Balance is a difficult thing. For me that is literally as well as figuratively true; I’ve always been a klutz. But I’m talking about life balance: time, priorities, attention. Beyond the bare minimum of caring for myself I can only focus on one thing at a time. Too often, the rest falls apart.
I can diet or exercise, not both. Take care of my children or clean the house. As my kids get older it becomes easier to multi-task while still caring for them, but let’s be honest — that’s because they need me less. It’s not that I’ve developed a new skill. (Surprisingly, I can walk – even drive – and chew gum at the same time.)

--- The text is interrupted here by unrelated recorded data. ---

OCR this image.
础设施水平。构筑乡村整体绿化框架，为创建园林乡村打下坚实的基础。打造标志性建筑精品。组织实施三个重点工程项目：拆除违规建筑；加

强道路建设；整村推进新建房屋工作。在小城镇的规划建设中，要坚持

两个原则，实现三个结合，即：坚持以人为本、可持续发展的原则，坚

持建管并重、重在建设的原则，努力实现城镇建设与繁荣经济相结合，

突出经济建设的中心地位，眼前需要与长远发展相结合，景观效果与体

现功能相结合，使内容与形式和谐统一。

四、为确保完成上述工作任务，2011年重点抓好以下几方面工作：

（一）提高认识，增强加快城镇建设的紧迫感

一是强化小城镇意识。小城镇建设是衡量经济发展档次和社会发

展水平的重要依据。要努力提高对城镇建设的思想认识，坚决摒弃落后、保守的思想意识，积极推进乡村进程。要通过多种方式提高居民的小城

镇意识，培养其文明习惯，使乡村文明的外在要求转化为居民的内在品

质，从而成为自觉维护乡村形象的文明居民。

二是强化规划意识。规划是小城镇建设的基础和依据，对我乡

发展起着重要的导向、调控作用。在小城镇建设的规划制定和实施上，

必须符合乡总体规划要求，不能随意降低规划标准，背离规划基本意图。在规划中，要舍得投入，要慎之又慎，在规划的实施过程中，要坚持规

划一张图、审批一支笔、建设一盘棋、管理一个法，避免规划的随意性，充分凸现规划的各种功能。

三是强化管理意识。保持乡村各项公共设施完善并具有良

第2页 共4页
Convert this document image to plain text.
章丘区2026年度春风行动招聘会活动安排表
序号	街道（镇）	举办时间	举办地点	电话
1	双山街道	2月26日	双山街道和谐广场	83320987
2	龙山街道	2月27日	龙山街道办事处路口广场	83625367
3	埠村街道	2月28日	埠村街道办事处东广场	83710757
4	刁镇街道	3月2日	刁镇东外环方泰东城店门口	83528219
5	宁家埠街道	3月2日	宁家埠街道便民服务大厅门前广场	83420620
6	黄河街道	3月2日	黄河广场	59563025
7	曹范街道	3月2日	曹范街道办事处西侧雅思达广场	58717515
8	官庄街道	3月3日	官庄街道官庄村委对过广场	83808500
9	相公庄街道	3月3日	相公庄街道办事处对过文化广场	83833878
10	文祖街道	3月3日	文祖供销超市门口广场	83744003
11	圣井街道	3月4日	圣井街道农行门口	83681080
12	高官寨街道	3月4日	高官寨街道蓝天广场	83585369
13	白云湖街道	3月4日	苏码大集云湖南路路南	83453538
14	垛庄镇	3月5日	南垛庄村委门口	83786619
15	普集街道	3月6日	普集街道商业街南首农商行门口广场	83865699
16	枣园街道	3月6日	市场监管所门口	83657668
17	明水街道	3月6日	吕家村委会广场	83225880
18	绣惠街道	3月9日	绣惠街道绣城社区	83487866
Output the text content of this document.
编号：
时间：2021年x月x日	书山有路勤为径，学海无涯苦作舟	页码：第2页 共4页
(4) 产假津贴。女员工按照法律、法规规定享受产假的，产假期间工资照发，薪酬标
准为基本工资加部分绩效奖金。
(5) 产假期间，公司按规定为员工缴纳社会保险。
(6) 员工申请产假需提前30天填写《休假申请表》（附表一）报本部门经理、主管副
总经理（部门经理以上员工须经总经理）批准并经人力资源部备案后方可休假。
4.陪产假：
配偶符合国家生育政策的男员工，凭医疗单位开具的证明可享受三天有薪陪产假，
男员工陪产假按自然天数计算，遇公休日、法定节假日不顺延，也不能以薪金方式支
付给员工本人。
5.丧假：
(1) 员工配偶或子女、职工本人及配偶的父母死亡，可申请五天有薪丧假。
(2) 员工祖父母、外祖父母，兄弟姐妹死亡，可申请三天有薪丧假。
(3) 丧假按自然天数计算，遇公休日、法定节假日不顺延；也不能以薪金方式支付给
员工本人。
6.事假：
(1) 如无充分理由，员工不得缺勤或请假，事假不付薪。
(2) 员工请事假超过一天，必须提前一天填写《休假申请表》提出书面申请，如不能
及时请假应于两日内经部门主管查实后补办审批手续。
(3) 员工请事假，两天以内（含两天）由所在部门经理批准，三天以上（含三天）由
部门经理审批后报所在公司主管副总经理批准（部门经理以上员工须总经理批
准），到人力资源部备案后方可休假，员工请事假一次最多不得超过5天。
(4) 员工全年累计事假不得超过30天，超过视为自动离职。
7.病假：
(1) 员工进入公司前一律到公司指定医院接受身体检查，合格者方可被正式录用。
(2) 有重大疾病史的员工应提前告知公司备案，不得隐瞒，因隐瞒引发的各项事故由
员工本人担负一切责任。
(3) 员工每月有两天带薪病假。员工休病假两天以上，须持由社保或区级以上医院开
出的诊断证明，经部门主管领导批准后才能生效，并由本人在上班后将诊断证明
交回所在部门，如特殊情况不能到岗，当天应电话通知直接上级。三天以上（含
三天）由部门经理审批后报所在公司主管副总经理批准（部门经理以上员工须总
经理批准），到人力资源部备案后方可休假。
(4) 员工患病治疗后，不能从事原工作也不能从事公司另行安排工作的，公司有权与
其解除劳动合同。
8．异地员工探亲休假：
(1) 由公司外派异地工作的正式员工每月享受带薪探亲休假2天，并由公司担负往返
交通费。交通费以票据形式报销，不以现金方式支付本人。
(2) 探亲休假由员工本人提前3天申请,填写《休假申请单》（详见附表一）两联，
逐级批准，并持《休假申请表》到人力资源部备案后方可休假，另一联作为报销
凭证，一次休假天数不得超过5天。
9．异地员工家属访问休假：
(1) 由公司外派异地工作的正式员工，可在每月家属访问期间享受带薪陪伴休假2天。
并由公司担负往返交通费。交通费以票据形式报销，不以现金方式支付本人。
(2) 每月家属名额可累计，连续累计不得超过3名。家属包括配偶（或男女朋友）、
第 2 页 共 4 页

Finishing this novel is like anything else: I’m having a hard time finding the balance. I can write or live the rest of my life. I go to work. I bathe. I feed my boys breakfast in the morning and tuck them in at night. Twice a month I pretend to pay attention to the bills. These things fall under “the bare minimum.” Thankfully my husband picks up the rest (he’s wonderful). If I have a social life, or read, or watch a movie, or clean, or do any of the other million things weighing on me, it’s at the expense of my book. The 226 words I’ve written so far could have been words in my novel.
And when I feel like it’s too much or unfair in some way I think, “This is what professional writers do.”
So no, I haven’t seen that movie. My to-be-read pile is still at the library. (No sense checking them out.) I’ve needed crème rinse for about a month, but haven’t made it to the store yet.
Last night I made brownies. Today I shaved my legs. I could have written instead.